MANTHAN: We are seeing a blending of predictive with prescriptive approach to generate better result orientation. What are your thoughts on the best approach to drive business outcomes from such technologies?

KRISTEN: Just as hybrid cloud technology is offering the perks of off- and on-premise data management for the enterprise, a combination of predictive and prescriptive techniques can drive more insightful results. As prescriptive methods are still debatable as a business tactic, I anticipate these methods will continue to evolve with time and experience, enabling more automation with the help of machine learning and human input.

An ongoing challenge for a hybrid approach to predictive and prescriptive methods is data sourcing and synthesization. As more software emerges and becomes automated, more data sources can be incorporated into a hybrid approach for not only analyzing data but actionizing it as well.

MANTHAN: What do you see as the most common roadblocks to successful business implementation of predictive technology solutions?

KRISTEN: Lack of knowledge or an unsure starting point in regards to the software, technology and services that can be applied to their specific data challenges. This can be addressed through third party services that offer consultation on what aspects of the business can most benefit from predictive analytics. Many companies also seek to leverage predictive technology for cost-savings. This is often applied to IT automation where sensors can reduce security risks in the data center, smart building solutions where sensors can automate lighting and temperature to save on utility costs, and marketing and customer service where analytics can lead to more cost-effective solutions with minimal additional resources.

MANTHAN: Do you foresee a time when everyone will use predictive technologies?

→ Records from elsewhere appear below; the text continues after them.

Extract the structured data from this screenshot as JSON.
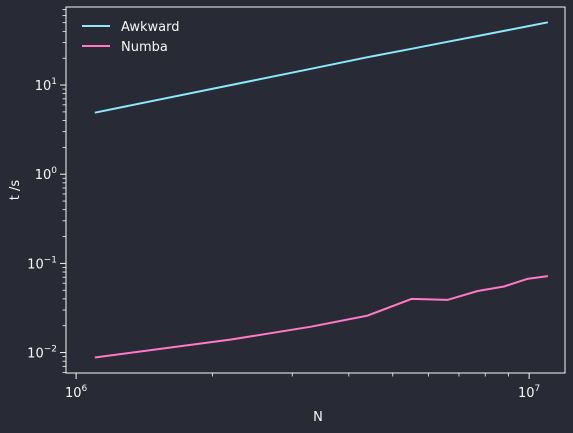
{
  "chart_data": {
    "type": "line",
    "xlabel": "N",
    "ylabel": "t /s",
    "xscale": "log",
    "yscale": "log",
    "xlim": [
      950000,
      12000000
    ],
    "ylim": [
      0.0059,
      75
    ],
    "grid": false,
    "legend_position": "top-left",
    "colors": {
      "background": "#282a36",
      "axes": "#f8f8f2",
      "text": "#f8f8f2"
    },
    "x_major_ticks": [
      {
        "value": 1000000,
        "base": "10",
        "exp": "6"
      },
      {
        "value": 10000000,
        "base": "10",
        "exp": "7"
      }
    ],
    "x_minor_ticks": [
      2000000,
      3000000,
      4000000,
      5000000,
      6000000,
      7000000,
      8000000,
      9000000
    ],
    "y_major_ticks": [
      {
        "value": 0.01,
        "base": "10",
        "exp": "−2"
      },
      {
        "value": 0.1,
        "base": "10",
        "exp": "−1"
      },
      {
        "value": 1,
        "base": "10",
        "exp": "0"
      },
      {
        "value": 10,
        "base": "10",
        "exp": "1"
      }
    ],
    "series": [
      {
        "name": "Awkward",
        "color": "#8be9fd",
        "x": [
          1100000,
          2200000,
          3300000,
          4400000,
          5500000,
          6600000,
          7700000,
          8800000,
          9900000,
          11000000
        ],
        "y": [
          4.9,
          10.0,
          15.2,
          20.5,
          25.5,
          30.5,
          35.5,
          40.5,
          45.5,
          50.5
        ]
      },
      {
        "name": "Numba",
        "color": "#ff79c6",
        "x": [
          1100000,
          2200000,
          3300000,
          4400000,
          5500000,
          6600000,
          7700000,
          8800000,
          9900000,
          11000000
        ],
        "y": [
          0.0088,
          0.014,
          0.0195,
          0.026,
          0.04,
          0.039,
          0.049,
          0.055,
          0.067,
          0.072
        ]
      }
    ]
  }
}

What will that be like?

KRISTEN: We all use our imaginations – predictive technology is an empirical extension of this natural human behavior. I expect predictive technologies will become services all the way down to the consumer level through fitness, healthcare, gaming and education applications, incentivizing certain consumer actions through rewards-based systems and supporting a consumer’s desire towards self-improvement.

Similar to rewards programs with credit cards, airlines and travel agencies, analytics-based services will become standard in mainstream commerce in an effort to not only retain customers but continually glean information from their actions in a consensual but passive manner.

“We all use our imaginations – predictive technology is an empirical extension of this natural human behavior.” TWEET THIS

MANTHAN: With smart machines there is a resurgence of applications that are based on unsupervised machine learning algorithms. What are your thoughts on the adoption of automated decision making processes that use predictive algorithms based on unsupervised machine learning?

KRISTEN: We’ve come a long way since rule-based algorithms, and the merging of artificial intelligence with intelligence augmentation is creating a new world for automated technologies. There are several instances in which the adoption of automated decision-making demonstrates a realistic economic benefit, and as these systems improve, the more they will learn from ongoing, real-time analytics.

I don’t think the human factor will be removed anytime soon, primarily due to the security vulnerabilities in a wholly automated system. As machine-life and human-life become more integrated, the more these systems are at risk for security breaches. Until security reaches a more reliable level of preventative capability, humans will have trouble wholly trusting unsupervised systems for decision making.

 

Kristen Nicole is Senior Editor at SiliconANGLE.com, and has contributed to publications such as TIME Techland and Forbes. Her work has been syndicated across a number of media outlets, including The New York Times, and MSNBC.